Les impasses politiques et la domination de doctrines peu propices à la critique et à l’éthique ont poursuivi le mouvement de décadence. Au lieu de bureaucrates hautement qualifiés concourant à sélectionner les meilleurs ouvrages et chercheurs, c’est la compétition en termes de médiocrité et de cupidité qui l’emporte. Même si les conditions du passé ne sont pas celles du présent, et que les frontières géographiques ne sont pas nettes, nous pouvons distinguer trois plans sur lesquels cette relecture de l’histoire des sciences serait profitable à tous. Un premier intérêt est interne au monde musulman. En effet, la compréhension de cette histoire méconnue permettrait, à la fois, d’explorer des voies de réappropriation des sciences adaptées à des dynamiques et valeurs propres à l’islam, et d’identifier les obstacles qui se situent sur ces voies. Ensuite, d’une façon interne au monde occidental, cette relecture permettrait de remédier à la théorie des « miracles », une théorie bien déroutante qui insère des sauts temporels vertigineux, propres de surcroît à l’Occident, au sein de l’histoire et de l’épistémologie. On évoque ainsi le « miracle grec », alors que celui-ci se situe dans la continuité de ses sources d’inspiration égyptienne et perse.

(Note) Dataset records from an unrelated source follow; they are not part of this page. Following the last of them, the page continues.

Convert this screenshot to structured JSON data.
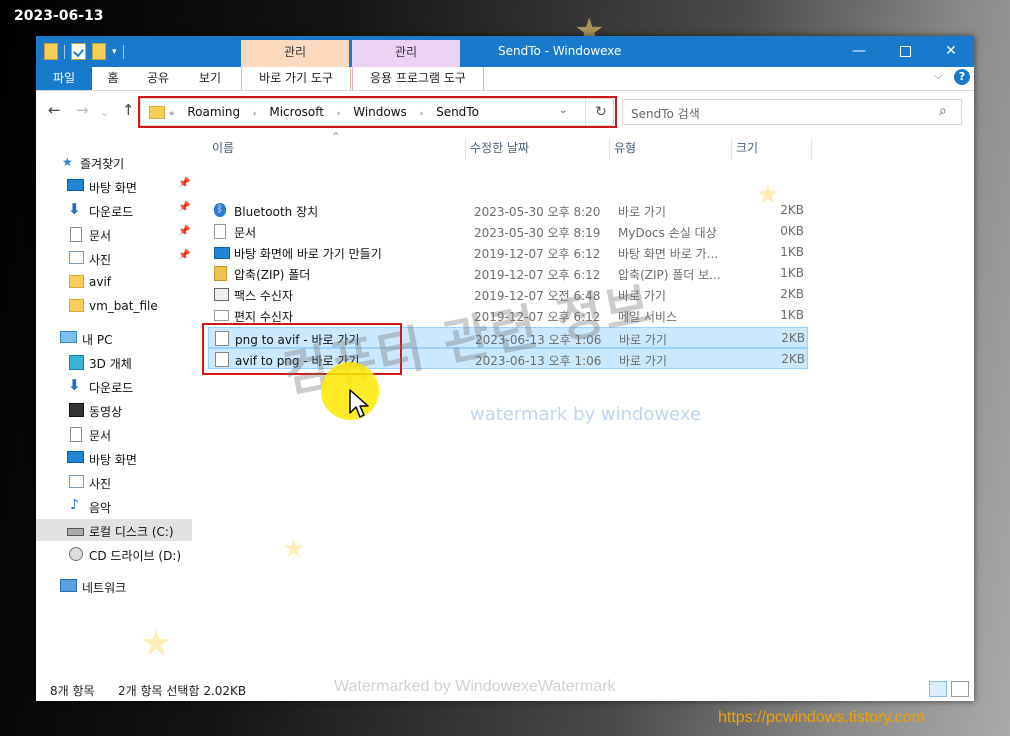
{
  "date_stamp": "2023-06-13",
  "site_url": "https://pcwindows.tistory.com",
  "titlebar": {
    "ctx_tab_1": "관리",
    "ctx_tab_2": "관리",
    "title": "SendTo   - Windowexe",
    "minimize": "—",
    "close": "✕"
  },
  "ribbon": {
    "tabs": [
      "파일",
      "홈",
      "공유",
      "보기",
      "바로 가기 도구",
      "응용 프로그램 도구"
    ],
    "collapse": "⌵",
    "help": "?"
  },
  "nav": {
    "back": "←",
    "forward": "→",
    "up": "↑",
    "recent": "⌄",
    "address": {
      "overflow": "«",
      "crumbs": [
        "Roaming",
        "Microsoft",
        "Windows",
        "SendTo"
      ],
      "separator": "›",
      "dropdown": "⌄",
      "refresh": "↻"
    },
    "search_placeholder": "SendTo 검색",
    "search_icon": "⌕"
  },
  "sidebar": {
    "pin_glyph": "📌",
    "quick_access": "즐겨찾기",
    "quick_items": [
      "바탕 화면",
      "다운로드",
      "문서",
      "사진",
      "avif",
      "vm_bat_file"
    ],
    "this_pc": "내 PC",
    "pc_items": [
      "3D 개체",
      "다운로드",
      "동영상",
      "문서",
      "바탕 화면",
      "사진",
      "음악",
      "로컬 디스크 (C:)",
      "CD 드라이브 (D:)"
    ],
    "network": "네트워크"
  },
  "columns": {
    "name": "이름",
    "date": "수정한 날짜",
    "type": "유형",
    "size": "크기",
    "sort_indicator": "^"
  },
  "files": [
    {
      "name": "Bluetooth 장치",
      "date": "2023-05-30 오후 8:20",
      "type": "바로 가기",
      "size": "2KB",
      "icon": "bluetooth-icon",
      "selected": false
    },
    {
      "name": "문서",
      "date": "2023-05-30 오후 8:19",
      "type": "MyDocs 손실 대상",
      "size": "0KB",
      "icon": "document-icon",
      "selected": false
    },
    {
      "name": "바탕 화면에 바로 가기 만들기",
      "date": "2019-12-07 오후 6:12",
      "type": "바탕 화면 바로 가...",
      "size": "1KB",
      "icon": "desktop-icon",
      "selected": false
    },
    {
      "name": "압축(ZIP) 폴더",
      "date": "2019-12-07 오후 6:12",
      "type": "압축(ZIP) 폴더 보...",
      "size": "1KB",
      "icon": "zip-folder-icon",
      "selected": false
    },
    {
      "name": "팩스 수신자",
      "date": "2019-12-07 오전 6:48",
      "type": "바로 가기",
      "size": "2KB",
      "icon": "fax-icon",
      "selected": false
    },
    {
      "name": "편지 수신자",
      "date": "2019-12-07 오후 6:12",
      "type": "메일 서비스",
      "size": "1KB",
      "icon": "mail-icon",
      "selected": false
    },
    {
      "name": "png to avif - 바로 가기",
      "date": "2023-06-13 오후 1:06",
      "type": "바로 가기",
      "size": "2KB",
      "icon": "shortcut-icon",
      "selected": true
    },
    {
      "name": "avif to png - 바로 가기",
      "date": "2023-06-13 오후 1:06",
      "type": "바로 가기",
      "size": "2KB",
      "icon": "shortcut-icon",
      "selected": true
    }
  ],
  "watermarks": {
    "korean": "컴퓨터 관련 정보",
    "blue": "watermark by windowexe",
    "bottom": "Watermarked by WindowexeWatermark"
  },
  "status": {
    "item_count": "8개 항목",
    "selection": "2개 항목 선택함 2.02KB"
  },
  "colors": {
    "accent": "#1979ca",
    "ctx_manage_1": "#fcd9bf",
    "ctx_manage_2": "#ecd3f3",
    "selection": "#cce8ff",
    "highlight_box": "#d01818",
    "url": "#f2a100"
  }
}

D’une façon similaire, la révolution scientifique aurait émergé sous un coup de baguette magique, alors que Copernic ou Léonard de Vinci représentent les derniers maillons d’une épopée arabo-islamique.

L’histoire des sciences : une cure thérapeutique !

Le troisième plan est celui du dialogue et de la réconciliation entre les « civilisations ». Restaurer cette continuité dans un imaginaire collectif marqué par les ruptures serait thérapeutique à plus d’un titre. Rappelons-nous cependant que la continuité se situe actuellement, entre autres, chez les scientifiques de haut niveau que fournit le monde arabo-musulman à la recherche scientifique en Occident. Malheureusement, même si ces chercheurs construisent des ponts, une telle fuite de cerveaux ne fait que renforcer le cercle vicieux de la décadence. En même temps, ces chercheurs sont mus par un amour de la connaissance et une curiosité intellectuelle qui ont résisté aux épreuves. Saurons-nous généraliser cet amour et cette curiosité ? Envisager une pratique des sciences épargnée, de part et d’autre, par la quête d’accumulation de richesses et la compétition entre égos ? Et développer une recherche qui soit dirigée par une éthique où la nature et la vie seraient de nouveau sacralisées ?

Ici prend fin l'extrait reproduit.